I'm not familiar with Visual Script, so let's just focus on the programming languages. I'm familiar with both Python and JavaScript.

So, during peak hours, we can implement a load balance in the autoscaling concept. Autoscaling will take a vertical or horizontal load balance when there's a high load. Based on the load, an e-commerce website can be balanced using autoscaling. This way, the infra can be enlarged to different instances or slowed down. It depends on the requirement to increase or decrease. The best option to handle this is to use an autoscaling group, which is recommended. Since it's an e-commerce site, only for OT, autoscaling in load balance could be a correct answer in this scenario.

so you can introduce a file called "secrets" so secrets can manage all your credentials that can be used in Kubernetes.
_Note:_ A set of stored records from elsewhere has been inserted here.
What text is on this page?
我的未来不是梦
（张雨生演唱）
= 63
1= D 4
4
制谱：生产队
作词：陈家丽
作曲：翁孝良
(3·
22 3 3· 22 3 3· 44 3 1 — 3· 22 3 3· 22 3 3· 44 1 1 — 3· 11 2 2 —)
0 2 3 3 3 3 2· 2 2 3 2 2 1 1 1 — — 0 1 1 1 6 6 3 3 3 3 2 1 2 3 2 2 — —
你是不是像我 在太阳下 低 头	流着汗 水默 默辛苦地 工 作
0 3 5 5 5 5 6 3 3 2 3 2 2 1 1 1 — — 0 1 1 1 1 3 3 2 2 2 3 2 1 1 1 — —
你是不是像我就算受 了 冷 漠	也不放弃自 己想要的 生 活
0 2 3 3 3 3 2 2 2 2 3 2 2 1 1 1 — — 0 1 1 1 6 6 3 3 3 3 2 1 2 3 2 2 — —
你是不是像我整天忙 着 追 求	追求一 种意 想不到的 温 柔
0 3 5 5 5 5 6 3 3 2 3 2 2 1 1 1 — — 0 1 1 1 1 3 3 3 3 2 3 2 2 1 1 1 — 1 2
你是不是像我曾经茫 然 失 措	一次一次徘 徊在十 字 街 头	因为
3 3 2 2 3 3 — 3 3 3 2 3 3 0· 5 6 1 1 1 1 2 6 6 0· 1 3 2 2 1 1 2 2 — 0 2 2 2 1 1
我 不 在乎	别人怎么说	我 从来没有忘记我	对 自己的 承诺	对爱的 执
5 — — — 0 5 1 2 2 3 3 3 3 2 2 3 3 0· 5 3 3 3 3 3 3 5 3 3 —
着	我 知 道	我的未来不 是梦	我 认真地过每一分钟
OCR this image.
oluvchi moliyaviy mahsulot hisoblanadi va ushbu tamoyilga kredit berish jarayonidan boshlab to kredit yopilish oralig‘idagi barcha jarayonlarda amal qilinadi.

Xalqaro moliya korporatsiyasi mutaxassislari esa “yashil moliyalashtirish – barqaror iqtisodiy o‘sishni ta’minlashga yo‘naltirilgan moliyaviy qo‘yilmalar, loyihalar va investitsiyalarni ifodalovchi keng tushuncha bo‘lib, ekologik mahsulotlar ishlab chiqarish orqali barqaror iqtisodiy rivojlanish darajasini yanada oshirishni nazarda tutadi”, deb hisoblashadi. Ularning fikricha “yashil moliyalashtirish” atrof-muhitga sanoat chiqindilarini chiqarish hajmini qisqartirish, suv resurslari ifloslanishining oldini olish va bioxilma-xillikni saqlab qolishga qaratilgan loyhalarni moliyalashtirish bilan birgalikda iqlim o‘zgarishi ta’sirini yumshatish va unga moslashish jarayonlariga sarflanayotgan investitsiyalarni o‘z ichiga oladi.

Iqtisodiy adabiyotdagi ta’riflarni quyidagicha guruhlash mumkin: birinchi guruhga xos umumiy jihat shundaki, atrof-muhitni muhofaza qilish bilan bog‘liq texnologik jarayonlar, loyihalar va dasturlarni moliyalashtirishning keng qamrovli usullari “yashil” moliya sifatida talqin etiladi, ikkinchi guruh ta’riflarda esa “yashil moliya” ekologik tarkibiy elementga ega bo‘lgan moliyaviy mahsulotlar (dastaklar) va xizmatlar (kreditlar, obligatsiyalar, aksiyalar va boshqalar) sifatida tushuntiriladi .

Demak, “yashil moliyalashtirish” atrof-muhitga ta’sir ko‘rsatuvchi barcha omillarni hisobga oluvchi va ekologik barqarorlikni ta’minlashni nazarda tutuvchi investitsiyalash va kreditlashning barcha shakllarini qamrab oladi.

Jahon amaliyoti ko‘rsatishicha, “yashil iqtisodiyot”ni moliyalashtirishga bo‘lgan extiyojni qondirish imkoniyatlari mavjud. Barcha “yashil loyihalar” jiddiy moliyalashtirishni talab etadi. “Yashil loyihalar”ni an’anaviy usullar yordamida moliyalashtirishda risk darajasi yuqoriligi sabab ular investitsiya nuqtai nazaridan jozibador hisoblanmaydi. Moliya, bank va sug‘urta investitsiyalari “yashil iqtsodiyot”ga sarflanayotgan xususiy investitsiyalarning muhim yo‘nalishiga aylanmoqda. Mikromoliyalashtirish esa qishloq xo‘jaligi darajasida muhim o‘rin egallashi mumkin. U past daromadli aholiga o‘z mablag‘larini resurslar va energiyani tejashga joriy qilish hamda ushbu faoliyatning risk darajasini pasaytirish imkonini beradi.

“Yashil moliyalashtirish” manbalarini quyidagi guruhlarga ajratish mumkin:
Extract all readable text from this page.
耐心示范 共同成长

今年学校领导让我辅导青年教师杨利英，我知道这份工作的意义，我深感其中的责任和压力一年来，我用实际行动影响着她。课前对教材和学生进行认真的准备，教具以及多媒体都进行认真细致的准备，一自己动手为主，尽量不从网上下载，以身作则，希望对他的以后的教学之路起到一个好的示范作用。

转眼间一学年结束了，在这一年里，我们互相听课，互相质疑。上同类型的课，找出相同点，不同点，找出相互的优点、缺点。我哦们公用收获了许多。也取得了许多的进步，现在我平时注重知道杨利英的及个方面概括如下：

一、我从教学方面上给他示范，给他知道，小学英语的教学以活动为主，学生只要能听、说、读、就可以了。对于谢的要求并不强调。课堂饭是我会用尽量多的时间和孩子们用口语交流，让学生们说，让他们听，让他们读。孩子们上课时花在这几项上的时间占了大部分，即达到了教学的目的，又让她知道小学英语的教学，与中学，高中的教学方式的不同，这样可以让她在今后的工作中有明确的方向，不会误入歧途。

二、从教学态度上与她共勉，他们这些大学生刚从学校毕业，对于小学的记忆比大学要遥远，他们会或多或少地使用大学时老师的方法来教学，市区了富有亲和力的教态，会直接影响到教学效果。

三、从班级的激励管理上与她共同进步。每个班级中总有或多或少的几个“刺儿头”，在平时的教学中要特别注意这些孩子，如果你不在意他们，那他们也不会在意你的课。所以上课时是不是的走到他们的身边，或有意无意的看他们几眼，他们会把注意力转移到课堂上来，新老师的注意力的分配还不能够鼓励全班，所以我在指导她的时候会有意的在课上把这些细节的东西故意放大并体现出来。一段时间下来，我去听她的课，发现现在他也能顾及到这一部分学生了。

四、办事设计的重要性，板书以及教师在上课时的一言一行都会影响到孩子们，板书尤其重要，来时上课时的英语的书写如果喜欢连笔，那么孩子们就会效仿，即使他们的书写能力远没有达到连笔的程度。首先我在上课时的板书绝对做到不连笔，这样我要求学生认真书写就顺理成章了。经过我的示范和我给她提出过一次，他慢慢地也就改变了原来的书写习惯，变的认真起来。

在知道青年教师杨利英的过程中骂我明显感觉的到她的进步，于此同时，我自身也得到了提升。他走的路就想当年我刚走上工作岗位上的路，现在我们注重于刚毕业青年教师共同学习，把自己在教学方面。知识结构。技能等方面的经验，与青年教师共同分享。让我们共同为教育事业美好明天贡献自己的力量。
Apart from that, you can create a vault with one password and store all your passwords under the vault. You can use the AP endpoint of the vault to push a call to the endpoint using the variable name assigned to the credentials, so that credentials will be pulled out from the vault and assigned to the particular variable temporarily, like a one-time token that can be used inside your pipeline or applications. Another way is to use secrets within Kubernetes, where Kubernetes will store all credential information that can be used within Kubernetes. If not within Kubernetes, it's recommended to use a vault or own password that can be used in external tools.